Popular posts from this blog

Outlook Credential Prompt When Opening Exchange 2013 Public Folder

After completing an Exchange 2007 > 2013 migration recently, I was left with one issue that was preventing us from stamping the project as a roaring success and moving on:

Outlook 2013 users were sometimes receiving a single pop-up prompt for credentials whenever they opened the Public Folder (we have only one). One. Single. Prompt.

Google was frustratingly unhelpful because searching for "outlook prompts for username and password when opening public folders" or something similar just resulted in a lot of folks who were always getting a pop-up that wouldn't go away. It was usually caused by an authentication failure of some sort.

However, we were in a different boat - Users got the prompt once when they first launchedOutlook and opened their public folders, but after entering it they could continue - authentication worked. Next time they logged in to their PC, it would happen again. Not a show stopper, but it definitely generated its share of support calls.

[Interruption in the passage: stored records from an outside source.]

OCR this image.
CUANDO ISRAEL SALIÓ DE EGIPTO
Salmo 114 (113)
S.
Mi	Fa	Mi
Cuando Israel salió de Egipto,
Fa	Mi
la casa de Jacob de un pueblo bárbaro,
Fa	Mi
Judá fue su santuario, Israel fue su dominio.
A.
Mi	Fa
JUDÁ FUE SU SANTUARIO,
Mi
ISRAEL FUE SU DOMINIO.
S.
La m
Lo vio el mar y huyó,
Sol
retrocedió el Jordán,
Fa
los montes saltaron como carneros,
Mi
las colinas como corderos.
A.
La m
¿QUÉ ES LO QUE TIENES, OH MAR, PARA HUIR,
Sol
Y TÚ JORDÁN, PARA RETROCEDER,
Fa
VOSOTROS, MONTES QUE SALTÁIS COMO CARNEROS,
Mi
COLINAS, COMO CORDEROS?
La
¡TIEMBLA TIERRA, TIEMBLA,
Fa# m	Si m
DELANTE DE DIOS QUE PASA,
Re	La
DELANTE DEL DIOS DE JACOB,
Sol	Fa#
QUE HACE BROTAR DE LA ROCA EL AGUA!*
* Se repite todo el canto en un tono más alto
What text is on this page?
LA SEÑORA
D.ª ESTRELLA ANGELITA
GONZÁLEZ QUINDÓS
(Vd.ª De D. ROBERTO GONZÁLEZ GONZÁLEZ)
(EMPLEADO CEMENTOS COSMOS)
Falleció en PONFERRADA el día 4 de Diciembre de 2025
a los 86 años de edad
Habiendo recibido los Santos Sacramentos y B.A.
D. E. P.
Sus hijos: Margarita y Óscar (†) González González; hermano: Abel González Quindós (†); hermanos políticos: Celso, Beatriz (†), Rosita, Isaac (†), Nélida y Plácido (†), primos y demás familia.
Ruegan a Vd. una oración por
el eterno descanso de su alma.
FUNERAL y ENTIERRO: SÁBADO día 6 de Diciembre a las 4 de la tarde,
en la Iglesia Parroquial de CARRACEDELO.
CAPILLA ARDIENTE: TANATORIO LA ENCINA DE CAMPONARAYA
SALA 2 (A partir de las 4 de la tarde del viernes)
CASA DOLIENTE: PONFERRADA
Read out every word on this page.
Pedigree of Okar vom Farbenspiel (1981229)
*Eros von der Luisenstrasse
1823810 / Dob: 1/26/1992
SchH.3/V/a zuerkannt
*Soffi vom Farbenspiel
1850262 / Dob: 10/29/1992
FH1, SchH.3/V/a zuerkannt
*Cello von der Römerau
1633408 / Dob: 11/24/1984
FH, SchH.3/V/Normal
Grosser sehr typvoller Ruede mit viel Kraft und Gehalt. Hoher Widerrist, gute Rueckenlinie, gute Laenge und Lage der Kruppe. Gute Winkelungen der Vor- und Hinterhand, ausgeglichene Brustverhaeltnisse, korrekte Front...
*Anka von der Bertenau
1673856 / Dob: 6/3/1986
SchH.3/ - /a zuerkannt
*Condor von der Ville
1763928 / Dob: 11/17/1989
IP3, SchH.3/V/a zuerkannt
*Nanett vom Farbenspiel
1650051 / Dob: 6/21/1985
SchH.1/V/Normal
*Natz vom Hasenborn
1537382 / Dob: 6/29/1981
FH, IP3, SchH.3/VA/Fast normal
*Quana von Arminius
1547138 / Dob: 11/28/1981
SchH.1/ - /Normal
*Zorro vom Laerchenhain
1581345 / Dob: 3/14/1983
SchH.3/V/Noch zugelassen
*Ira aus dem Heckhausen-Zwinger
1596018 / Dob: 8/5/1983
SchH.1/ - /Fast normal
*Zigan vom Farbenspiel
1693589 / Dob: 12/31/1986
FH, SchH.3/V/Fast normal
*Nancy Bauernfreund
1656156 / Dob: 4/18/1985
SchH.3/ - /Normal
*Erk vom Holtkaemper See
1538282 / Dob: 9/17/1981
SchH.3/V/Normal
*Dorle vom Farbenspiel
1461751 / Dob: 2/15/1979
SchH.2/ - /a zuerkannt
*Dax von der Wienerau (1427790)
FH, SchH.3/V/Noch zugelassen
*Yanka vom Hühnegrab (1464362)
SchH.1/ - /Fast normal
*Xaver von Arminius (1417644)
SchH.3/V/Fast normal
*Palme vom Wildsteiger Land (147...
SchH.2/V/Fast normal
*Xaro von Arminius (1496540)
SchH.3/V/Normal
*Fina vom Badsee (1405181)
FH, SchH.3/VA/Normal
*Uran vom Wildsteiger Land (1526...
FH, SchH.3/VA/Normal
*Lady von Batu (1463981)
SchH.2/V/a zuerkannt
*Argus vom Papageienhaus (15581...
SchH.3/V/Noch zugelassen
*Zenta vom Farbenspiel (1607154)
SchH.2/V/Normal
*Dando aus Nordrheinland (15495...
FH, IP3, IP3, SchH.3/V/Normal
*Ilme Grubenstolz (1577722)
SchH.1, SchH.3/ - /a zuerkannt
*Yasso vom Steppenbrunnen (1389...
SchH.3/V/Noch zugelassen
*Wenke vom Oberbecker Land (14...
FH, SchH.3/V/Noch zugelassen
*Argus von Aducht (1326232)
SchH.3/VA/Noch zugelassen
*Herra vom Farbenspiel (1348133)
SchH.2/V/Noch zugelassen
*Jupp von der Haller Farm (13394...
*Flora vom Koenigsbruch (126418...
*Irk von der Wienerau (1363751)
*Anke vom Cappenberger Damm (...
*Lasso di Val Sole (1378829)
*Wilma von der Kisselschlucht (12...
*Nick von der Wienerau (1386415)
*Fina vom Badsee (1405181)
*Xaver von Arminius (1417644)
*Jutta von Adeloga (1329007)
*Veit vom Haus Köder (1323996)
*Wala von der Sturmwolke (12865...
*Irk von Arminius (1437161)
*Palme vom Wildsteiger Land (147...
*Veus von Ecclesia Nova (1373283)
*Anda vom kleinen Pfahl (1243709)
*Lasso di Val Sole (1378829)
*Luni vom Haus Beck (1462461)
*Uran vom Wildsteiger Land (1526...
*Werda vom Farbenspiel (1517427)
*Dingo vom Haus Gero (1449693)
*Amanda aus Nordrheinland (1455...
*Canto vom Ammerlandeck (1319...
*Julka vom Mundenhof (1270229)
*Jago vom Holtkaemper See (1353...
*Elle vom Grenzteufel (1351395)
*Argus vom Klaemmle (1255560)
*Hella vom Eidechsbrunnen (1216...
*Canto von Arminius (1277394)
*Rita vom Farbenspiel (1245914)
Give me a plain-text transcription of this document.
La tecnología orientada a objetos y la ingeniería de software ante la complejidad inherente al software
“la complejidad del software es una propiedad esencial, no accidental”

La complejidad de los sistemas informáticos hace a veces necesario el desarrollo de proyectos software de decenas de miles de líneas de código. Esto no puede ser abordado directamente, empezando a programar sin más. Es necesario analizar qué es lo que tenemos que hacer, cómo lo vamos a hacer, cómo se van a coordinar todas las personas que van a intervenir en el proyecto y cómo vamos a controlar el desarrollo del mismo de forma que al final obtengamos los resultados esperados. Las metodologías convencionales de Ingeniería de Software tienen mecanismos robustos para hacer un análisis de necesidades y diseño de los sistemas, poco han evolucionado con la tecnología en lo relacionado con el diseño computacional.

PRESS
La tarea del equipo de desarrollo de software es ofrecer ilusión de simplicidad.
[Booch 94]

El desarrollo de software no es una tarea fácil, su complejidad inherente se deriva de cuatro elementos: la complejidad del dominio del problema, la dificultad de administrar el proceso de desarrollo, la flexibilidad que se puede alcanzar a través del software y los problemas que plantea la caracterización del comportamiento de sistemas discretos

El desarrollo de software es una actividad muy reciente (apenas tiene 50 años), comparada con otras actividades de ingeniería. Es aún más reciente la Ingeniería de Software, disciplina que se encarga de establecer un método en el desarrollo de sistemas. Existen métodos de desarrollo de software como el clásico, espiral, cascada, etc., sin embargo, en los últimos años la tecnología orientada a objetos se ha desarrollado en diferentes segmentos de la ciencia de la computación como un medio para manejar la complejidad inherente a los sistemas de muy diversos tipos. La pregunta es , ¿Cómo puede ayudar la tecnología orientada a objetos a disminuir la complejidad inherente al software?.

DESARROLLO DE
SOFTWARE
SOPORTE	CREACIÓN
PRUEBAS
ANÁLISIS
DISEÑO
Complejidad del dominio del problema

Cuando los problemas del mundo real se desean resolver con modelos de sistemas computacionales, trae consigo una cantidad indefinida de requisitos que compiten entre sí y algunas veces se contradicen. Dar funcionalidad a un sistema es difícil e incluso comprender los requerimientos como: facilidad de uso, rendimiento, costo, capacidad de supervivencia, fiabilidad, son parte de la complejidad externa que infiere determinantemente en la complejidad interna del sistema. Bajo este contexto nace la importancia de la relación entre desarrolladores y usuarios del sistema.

Repairing Mailbox Corruption in Exchange 2010

I recently got through recovering an SBS 2011 server after Active Directory face-planted in the middle of a workday. When I say recover, I mean I repeated the entire migration, using a cleaned up secondary DC - it was a fun weekend (expect another post about that experience). Although I thought we were in the clear, I got a call from the client about 24 hours after we had verified everything was working. He indicated that his iPhone had suddenly stopped receiving mail in the inbox (calendar, contacts, sent items were still fine) and throws up an error after spinning in circles for a few minutes that it "cannot connect to mail server".

SCEP Policy Update Troubleshooting

Because I'm a glutton for punishment, I recently started rolling out System Center Configuration Manager 2012 R2 SP1 and System Center Endpoint Protection across our VDI environment. There are always some considerations to be made in a pooled desktop / gold image type environment when loading software that uniquely identifies devices, but lucky for me SCCM/SCEP handled this just fine without any tweaking. However, there were some nuances to how SCEP policies are applied that caused some serious hair-pulling before I spotted the issues.